Au vu de la grave crise humanitaire que connaît la bande de Gaza, le retour de cette traditionnelle soupe populaire s'est imposé comme une évidence. «La Tekkiya est un élément de la culture, du patrimoine et de l'histoire» palestinienne, explique Hassan al-Khatib, qui dirige celle de Gaza.
La Tekkiya serait née à Hébron, dans le sud de la Cisjordanie, l'autre territoire palestinien occupé par Israël. Abraham, le patriarche enterré à Hébron, selon la tradition avec sa femme Sarah et ses fils, aurait été le premier à déposer de la nourriture pour que les indigents puissent se servir. La Tekkiya de Hébron se dresse aujourd'hui encore sur les lieux présumés des dons opérés par la figure biblique.
«Chaque jour, entre 150 et 200 familles» viennent chercher à manger à la Tekkiya de Gaza
Les distributions de nourriture telles qu'elles se pratiquent encore aujourd'hui ont été relancées à Hébron, au XIIIe siècle, où elles ont lieu tout au long de l'année.
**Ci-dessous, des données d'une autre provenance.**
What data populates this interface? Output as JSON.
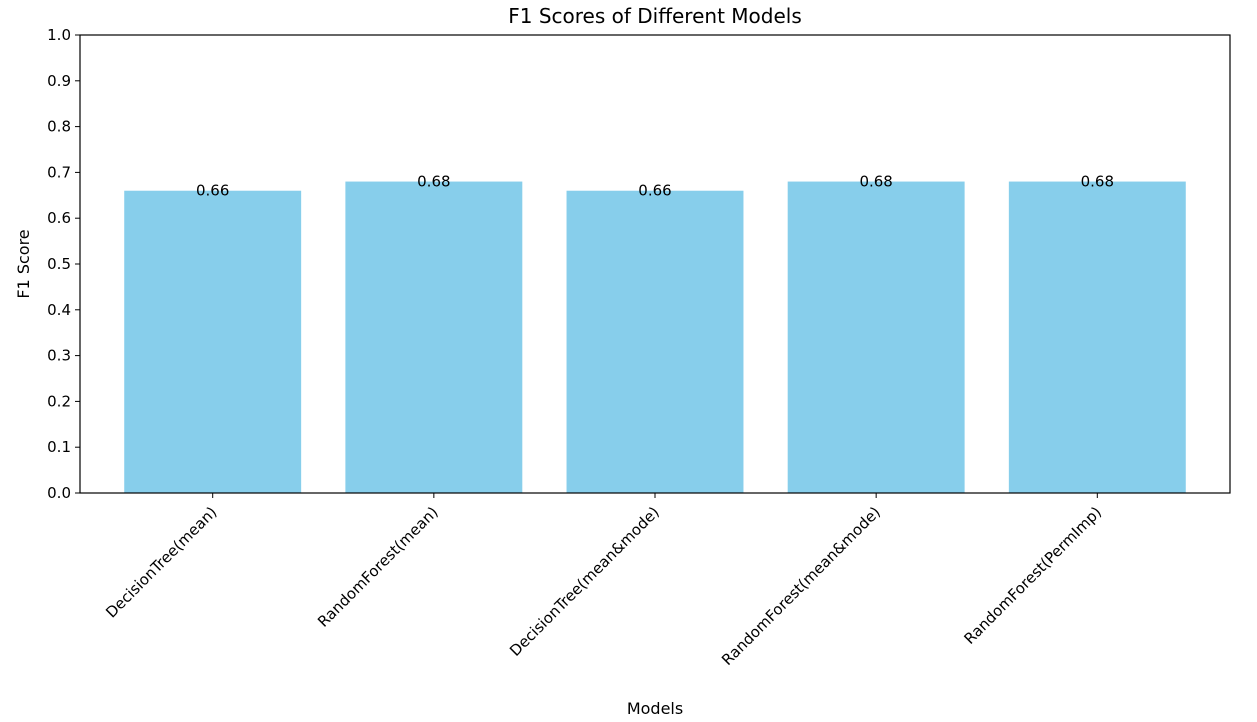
{
  "chart_data": {
    "type": "bar",
    "title": "F1 Scores of Different Models",
    "xlabel": "Models",
    "ylabel": "F1 Score",
    "categories": [
      "DecisionTree(mean)",
      "RandomForest(mean)",
      "DecisionTree(mean&mode)",
      "RandomForest(mean&mode)",
      "RandomForest(PermImp)"
    ],
    "values": [
      0.66,
      0.68,
      0.66,
      0.68,
      0.68
    ],
    "value_labels": [
      "0.66",
      "0.68",
      "0.66",
      "0.68",
      "0.68"
    ],
    "ylim": [
      0,
      1.0
    ],
    "yticks": [
      "0.0",
      "0.1",
      "0.2",
      "0.3",
      "0.4",
      "0.5",
      "0.6",
      "0.7",
      "0.8",
      "0.9",
      "1.0"
    ],
    "bar_color": "#87ceeb",
    "grid": false,
    "legend": "none"
  }
}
A Gaza, en revanche, les crève-la-faim envisagent avec angoisse la fin du ramadan le 5 juillet car elles devraient quitter leur rythme quotidien pour ne se tenir que deux fois par semaine. Pire, la Tekkiya pourrait s'arrêter si les dons privés envoyés de l'étranger pour la financer venaient à se tarir.
L'aide humanitaire, dont dépendent huit Gazaouis sur dix, ne suffit pas. «Chaque jour, entre 150 et 200 familles» viennent chercher à manger à la Tekkiya de Gaza, affirme encore Hassan al-Khatib. D'autres se rendent à celle de Khan Younès, plus au sud.
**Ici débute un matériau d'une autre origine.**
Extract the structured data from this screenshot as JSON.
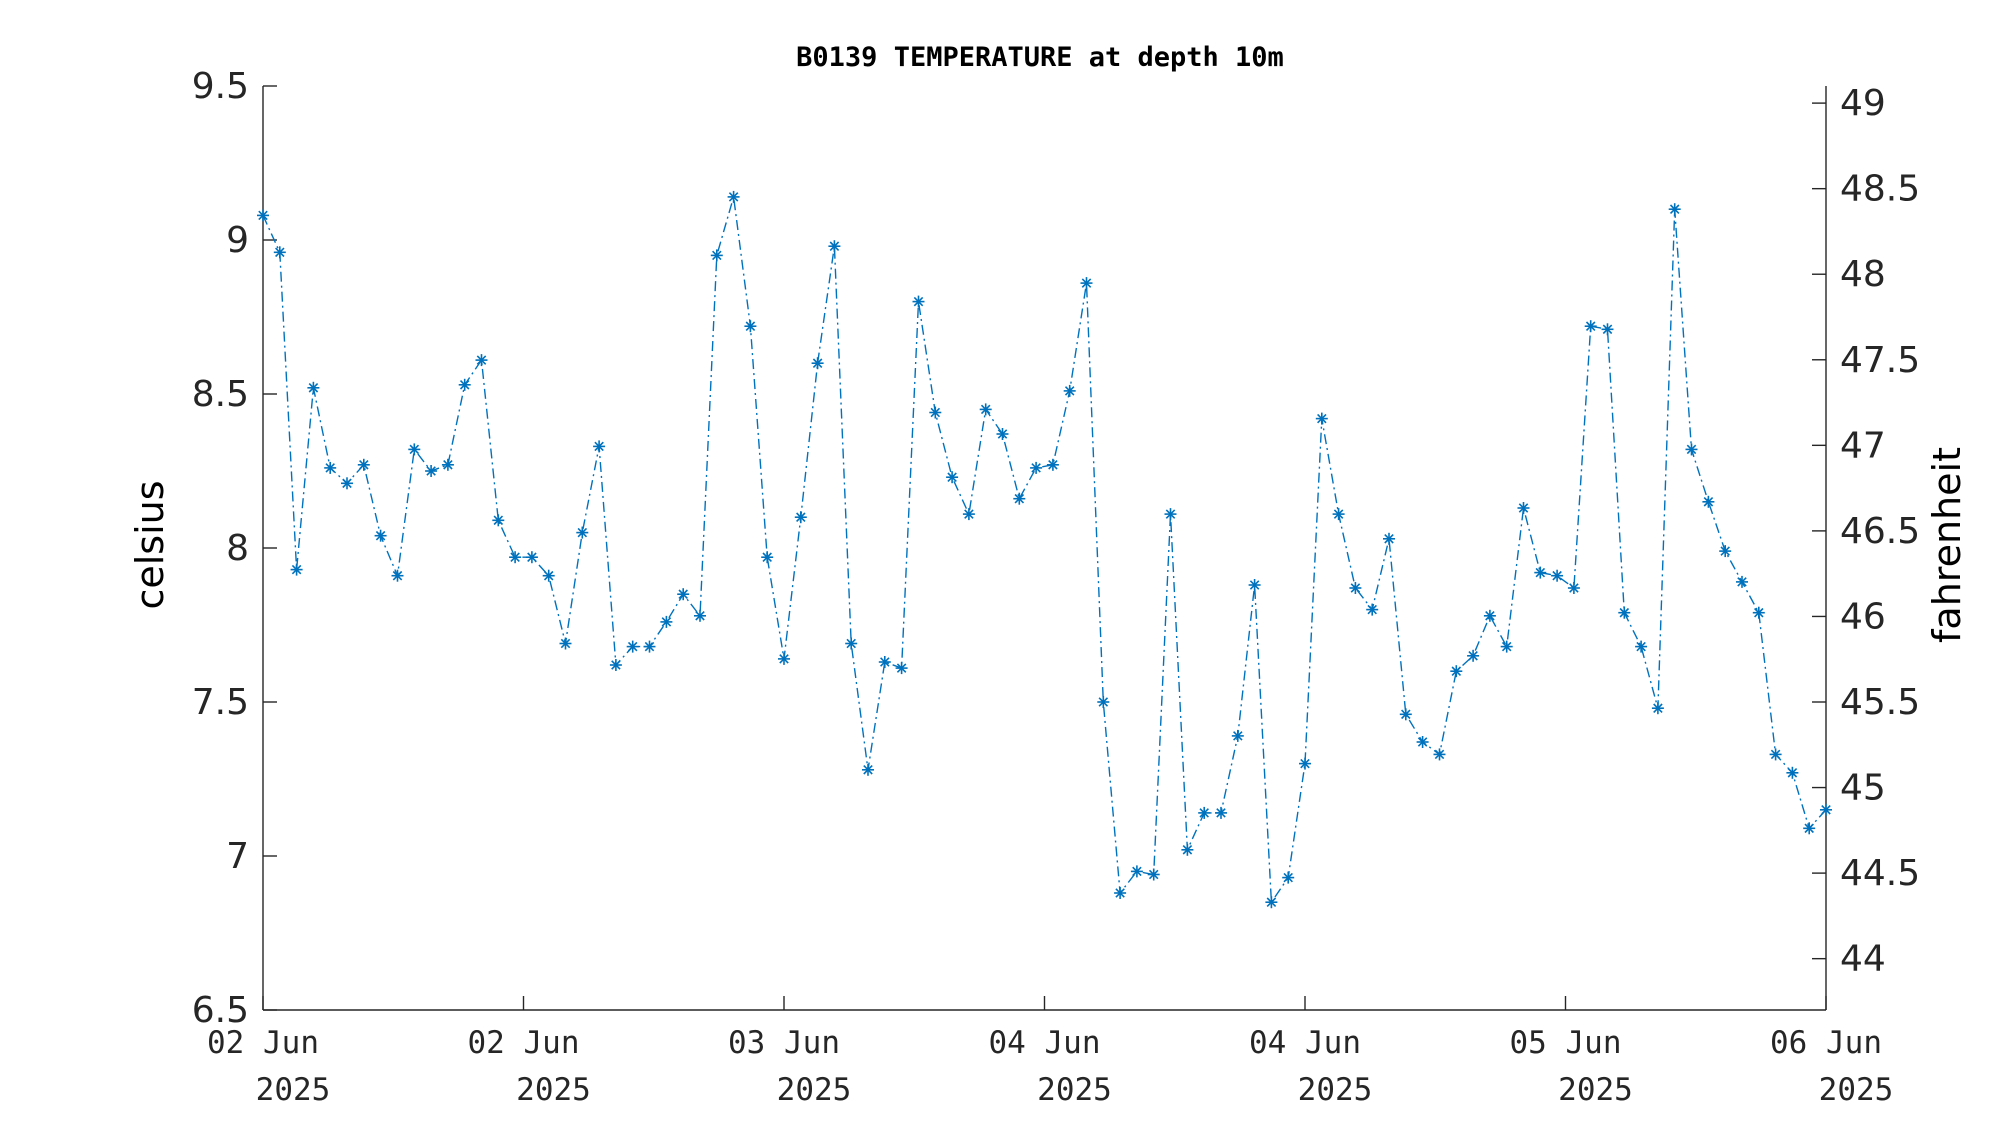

Selon la Banque mondiale, 39% des Gazaouis vivent sous le seuil de pauvreté
La population qui fréquente ces Tekkiyas est extrêmement diverse, assure Dib Abdel Halim, 24 ans, qui fait du bénévolat caritatif depuis des années et qui est aussi volontaire pour cuisiner et servir à la Tekkiya. «La cible prioritaire, ce sont les foyers qui ont perdu leur soutien de famille : les veuves, les divorcées ou les femmes dont les maris ont émigré», explique-t-il.
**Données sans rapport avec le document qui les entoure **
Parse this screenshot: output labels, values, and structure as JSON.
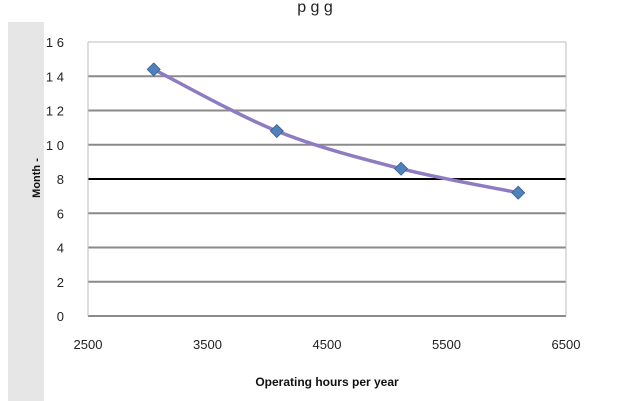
{
  "chart_data": {
    "type": "line",
    "title_partial": "p           g           g",
    "xlabel": "Operating hours per year",
    "ylabel": "Month -",
    "xlim": [
      2500,
      6500
    ],
    "ylim": [
      0,
      16
    ],
    "xticks": [
      "2500",
      "3500",
      "4500",
      "5500",
      "6500"
    ],
    "yticks": [
      "0",
      "2",
      "4",
      "6",
      "8",
      "10",
      "12",
      "14",
      "16"
    ],
    "ytick_display": [
      "0",
      "2",
      "4",
      "6",
      "8",
      "1 0",
      "1 2",
      "1 4",
      "1 6"
    ],
    "grid": "horizontal",
    "series": [
      {
        "x": [
          3050,
          4080,
          5120,
          6100
        ],
        "y": [
          14.4,
          10.8,
          8.6,
          7.2
        ]
      }
    ],
    "line_color": "#8E7CC3",
    "marker_color": "#4F81BD",
    "marker": "diamond"
  }
}
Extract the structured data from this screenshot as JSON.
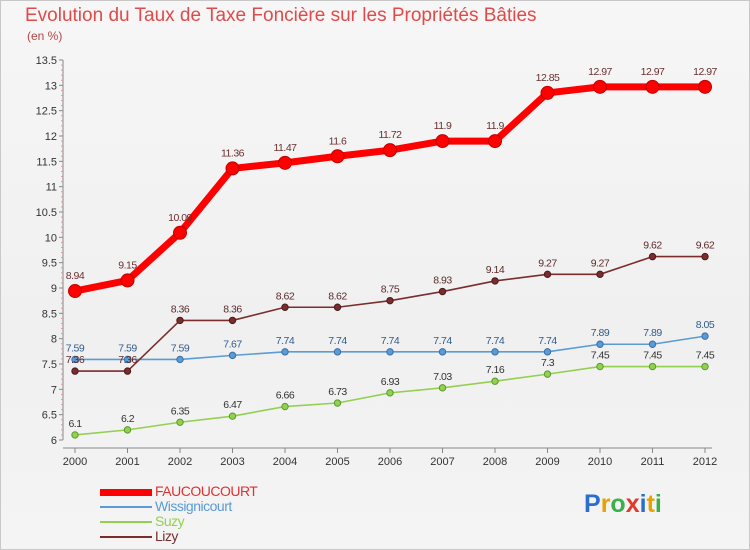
{
  "title": "Evolution du Taux de Taxe Foncière sur les Propriétés Bâties",
  "unit_label": "(en %)",
  "logo_text": "Proxiti",
  "chart_data": {
    "type": "line",
    "title": "Evolution du Taux de Taxe Foncière sur les Propriétés Bâties",
    "ylabel": "(en %)",
    "xlabel": "",
    "ylim": [
      6,
      13.5
    ],
    "y_ticks": [
      "6",
      "6.5",
      "7",
      "7.5",
      "8",
      "8.5",
      "9",
      "9.5",
      "10",
      "10.5",
      "11",
      "11.5",
      "12",
      "12.5",
      "13",
      "13.5"
    ],
    "categories": [
      "2000",
      "2001",
      "2002",
      "2003",
      "2004",
      "2005",
      "2006",
      "2007",
      "2008",
      "2009",
      "2010",
      "2011",
      "2012"
    ],
    "grid": false,
    "legend_position": "bottom-left",
    "series": [
      {
        "name": "FAUCOUCOURT",
        "color": "#ff0000",
        "values": [
          8.94,
          9.15,
          10.09,
          11.36,
          11.47,
          11.6,
          11.72,
          11.9,
          11.9,
          12.85,
          12.97,
          12.97,
          12.97
        ]
      },
      {
        "name": "Wissignicourt",
        "color": "#5b9bd5",
        "values": [
          7.59,
          7.59,
          7.59,
          7.67,
          7.74,
          7.74,
          7.74,
          7.74,
          7.74,
          7.74,
          7.89,
          7.89,
          8.05
        ]
      },
      {
        "name": "Suzy",
        "color": "#92d050",
        "values": [
          6.1,
          6.2,
          6.35,
          6.47,
          6.66,
          6.73,
          6.93,
          7.03,
          7.16,
          7.3,
          7.45,
          7.45,
          7.45
        ]
      },
      {
        "name": "Lizy",
        "color": "#7b2c2c",
        "values": [
          7.36,
          7.36,
          8.36,
          8.36,
          8.62,
          8.62,
          8.75,
          8.93,
          9.14,
          9.27,
          9.27,
          9.62,
          9.62
        ]
      }
    ]
  }
}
Mais parmi les dizaines de Gazaouis qui fréquentent cette soupe populaire traditionnelle, on trouve aussi des salariés qui se pressent pour retirer leurs repas, ajoute Dib Abdel Halim qui est par ailleurs titulaire d'un diplôme universitaire mais ne trouve pas de travail.
Il faut savoir qu'avec un taux de chômage culminant à 45%, l'enclave palestinienne, régulièrement ravagée par la guerre, figure parmi les régions du monde où le nombre de personnes sans emploi est le plus élevé. Selon la Banque mondiale, 39% des Gazaouis vivent même sous le seuil de pauvreté.